JPMorgan Chase & Co.'s stunning after-hours announcement Thursday of a $2 billion loss on a complex bet sent shock waves through the nation's capital Friday, as lawmakers blamed financial regulators for continuing to allow the same risky activity that nearly sunk the global financial system four years ago.
JPMorgan had been considered the healthiest of U.S. banks, emerging from the 2008 crisis largely unscathed. CEO Jamie Dimon, boyishly handsome with a thick New York accent, is often referred to as "the king of Wall Street."
But on Friday, investors humbled the king, sending the bank's share price down by $3.78, or 9.28 percent, to $36.96. Other big-bank stocks sunk as well.
The huge blunder on the part of a bank perceived as the nation's healthiest also cast an unwanted spotlight on the same federal regulators found to be asleep at the switch in the run-up to the 2008 financial crisis.

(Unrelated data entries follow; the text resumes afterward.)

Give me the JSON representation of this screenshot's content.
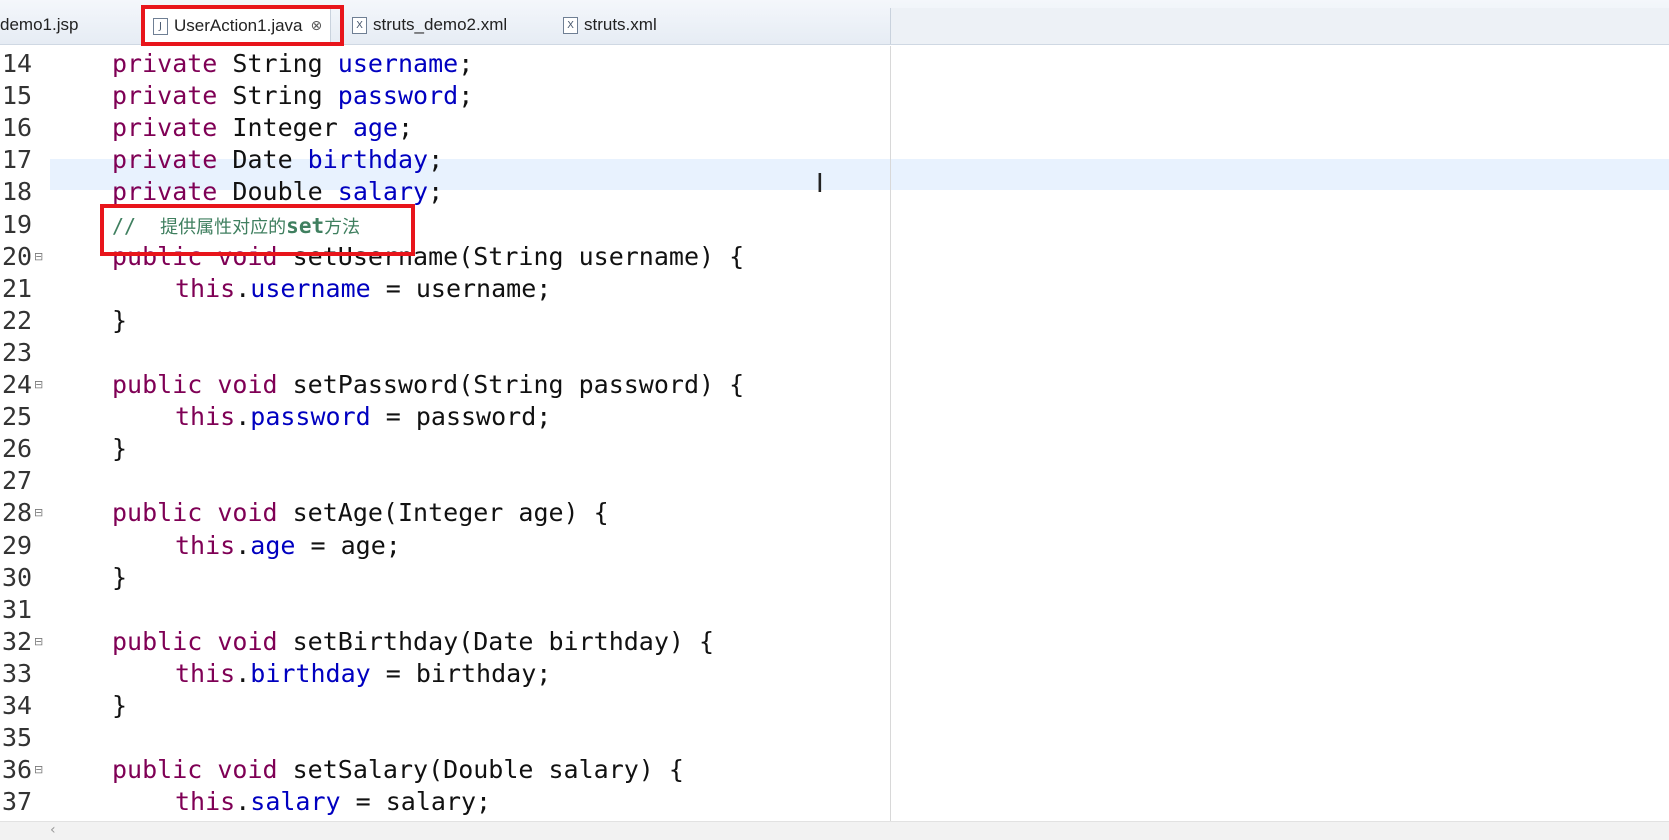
{
  "tabs": [
    {
      "label": "demo1.jsp",
      "icon": "jsp-file-icon"
    },
    {
      "label": "UserAction1.java",
      "icon": "java-file-icon",
      "active": true,
      "close": "⊗"
    },
    {
      "label": "struts_demo2.xml",
      "icon": "xml-file-icon"
    },
    {
      "label": "struts.xml",
      "icon": "xml-file-icon"
    }
  ],
  "editor": {
    "lines": [
      {
        "n": "14",
        "parts": [
          [
            "kw",
            "private"
          ],
          [
            "tx",
            " String "
          ],
          [
            "fd",
            "username"
          ],
          [
            "tx",
            ";"
          ]
        ]
      },
      {
        "n": "15",
        "parts": [
          [
            "kw",
            "private"
          ],
          [
            "tx",
            " String "
          ],
          [
            "fd",
            "password"
          ],
          [
            "tx",
            ";"
          ]
        ]
      },
      {
        "n": "16",
        "parts": [
          [
            "kw",
            "private"
          ],
          [
            "tx",
            " Integer "
          ],
          [
            "fd",
            "age"
          ],
          [
            "tx",
            ";"
          ]
        ]
      },
      {
        "n": "17",
        "parts": [
          [
            "kw",
            "private"
          ],
          [
            "tx",
            " Date "
          ],
          [
            "fd",
            "birthday"
          ],
          [
            "tx",
            ";"
          ]
        ]
      },
      {
        "n": "18",
        "parts": [
          [
            "kw",
            "private"
          ],
          [
            "tx",
            " Double "
          ],
          [
            "fd",
            "salary"
          ],
          [
            "tx",
            ";"
          ]
        ]
      },
      {
        "n": "19",
        "comment": {
          "prefix": "//  ",
          "text1": "提供属性对应的",
          "bold": "set",
          "text2": "方法"
        }
      },
      {
        "n": "20",
        "fold": true,
        "parts": [
          [
            "kw",
            "public void"
          ],
          [
            "tx",
            " setUsername(String username) {"
          ]
        ]
      },
      {
        "n": "21",
        "indent": true,
        "parts": [
          [
            "kw",
            "this"
          ],
          [
            "tx",
            "."
          ],
          [
            "fd",
            "username"
          ],
          [
            "tx",
            " = username;"
          ]
        ]
      },
      {
        "n": "22",
        "parts": [
          [
            "tx",
            "}"
          ]
        ]
      },
      {
        "n": "23",
        "parts": []
      },
      {
        "n": "24",
        "fold": true,
        "parts": [
          [
            "kw",
            "public void"
          ],
          [
            "tx",
            " setPassword(String password) {"
          ]
        ]
      },
      {
        "n": "25",
        "indent": true,
        "parts": [
          [
            "kw",
            "this"
          ],
          [
            "tx",
            "."
          ],
          [
            "fd",
            "password"
          ],
          [
            "tx",
            " = password;"
          ]
        ]
      },
      {
        "n": "26",
        "parts": [
          [
            "tx",
            "}"
          ]
        ]
      },
      {
        "n": "27",
        "parts": []
      },
      {
        "n": "28",
        "fold": true,
        "parts": [
          [
            "kw",
            "public void"
          ],
          [
            "tx",
            " setAge(Integer age) {"
          ]
        ]
      },
      {
        "n": "29",
        "indent": true,
        "parts": [
          [
            "kw",
            "this"
          ],
          [
            "tx",
            "."
          ],
          [
            "fd",
            "age"
          ],
          [
            "tx",
            " = age;"
          ]
        ]
      },
      {
        "n": "30",
        "parts": [
          [
            "tx",
            "}"
          ]
        ]
      },
      {
        "n": "31",
        "parts": []
      },
      {
        "n": "32",
        "fold": true,
        "parts": [
          [
            "kw",
            "public void"
          ],
          [
            "tx",
            " setBirthday(Date birthday) {"
          ]
        ]
      },
      {
        "n": "33",
        "indent": true,
        "parts": [
          [
            "kw",
            "this"
          ],
          [
            "tx",
            "."
          ],
          [
            "fd",
            "birthday"
          ],
          [
            "tx",
            " = birthday;"
          ]
        ]
      },
      {
        "n": "34",
        "parts": [
          [
            "tx",
            "}"
          ]
        ]
      },
      {
        "n": "35",
        "parts": []
      },
      {
        "n": "36",
        "fold": true,
        "parts": [
          [
            "kw",
            "public void"
          ],
          [
            "tx",
            " setSalary(Double salary) {"
          ]
        ]
      },
      {
        "n": "37",
        "indent": true,
        "parts": [
          [
            "kw",
            "this"
          ],
          [
            "tx",
            "."
          ],
          [
            "fd",
            "salary"
          ],
          [
            "tx",
            " = salary;"
          ]
        ]
      }
    ]
  },
  "colors": {
    "keyword": "#7f0055",
    "field": "#0000c0",
    "comment": "#3f7f5f",
    "highlight": "#e8151b"
  }
}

In the aftermath of that crisis, the Federal Reserve was given greater supervisory responsibility for large investment banks, which had transformed themselves into bank-holding companies to enjoy greater taxpayer support amid the crisis. Fed staffers are now located in the biggest banks and were supposed to be policing their risk-taking to protect the financial system.
"We can't discuss supervisory information," said Barbara Hagenbaugh, a Fed spokeswoman.

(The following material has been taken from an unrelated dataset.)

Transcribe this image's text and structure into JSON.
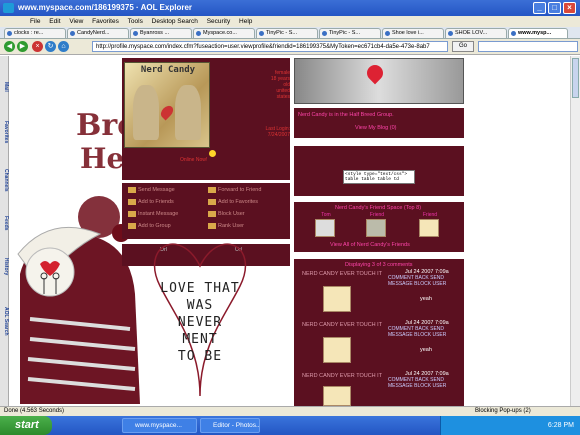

'It ought to be a concern'
The Securities and Exchange Commission also was given greater powers to ensure that large banks properly disclosed risks from complex investments to their investors. Lawmakers said JPMorgan did not fully disclose the risks from its soured bet in its annual report for 2011 or its report filed for the first quarter of 2011.
"It ought to be a concern to the SEC. They are the ones who ought to have a concern about that," Sen. Carl Levin, D-Mich., said in a conference call with reporters. "The SEC should surely take a look at it."
Levin heads the Senate's Permanent Subcommittee on Investigations. His panel was instrumental, after the fact, in piecing together much of the malfeasance that led to the financial crisis. On Friday, though, Levin called it premature to determine whether he'll hold hearings on JPMorgan.
The SEC regulates broadly on investor protection, but it narrowly regulates JPMorgan's broker-dealer operations, and the losses appeared to be in an area of the bank regulated by the Fed. SEC spokesman John Nester declined to comment.
The Office of the Comptroller of the Currency regulates JPMorgan's commercial banking activities and also was mum.
"We don't comment on specific bank supervisory matters," spokesman Bryan Hubbard said.
The course of events Thursday night and Friday were all the more shocking because Dimon has been the leading industry critic of the Dodd-Frank Act, passed in 2010 to revamp financial regulation. Dimon labeled the act Dodd-Frankenstein, alleging it would cost upward of $400 million to comply with the array of new rules designed to curb bad behavior on Wall Street.
Fast action demanded
The co-architect of the legislation, Rep. Barney Frank, D-Mass., noted in a statement that "JPMorgan Chase, entirely without any help from the government, has lost, in this one set of transactions, five times the amount they claim financial regulation is costing them."
Frank and other lawmakers also argued that regulators must move forward more quickly on the so-called Volcker Rule provisions of the act to ban commercial banks from engaging in risky trading with their own capital that could imperil the financial system.
"The argument that financial institutions do not need the new rules to help them avoid the irresponsible actions that led to the crisis of 2008 is at least $2 billion harder to make today," Frank said.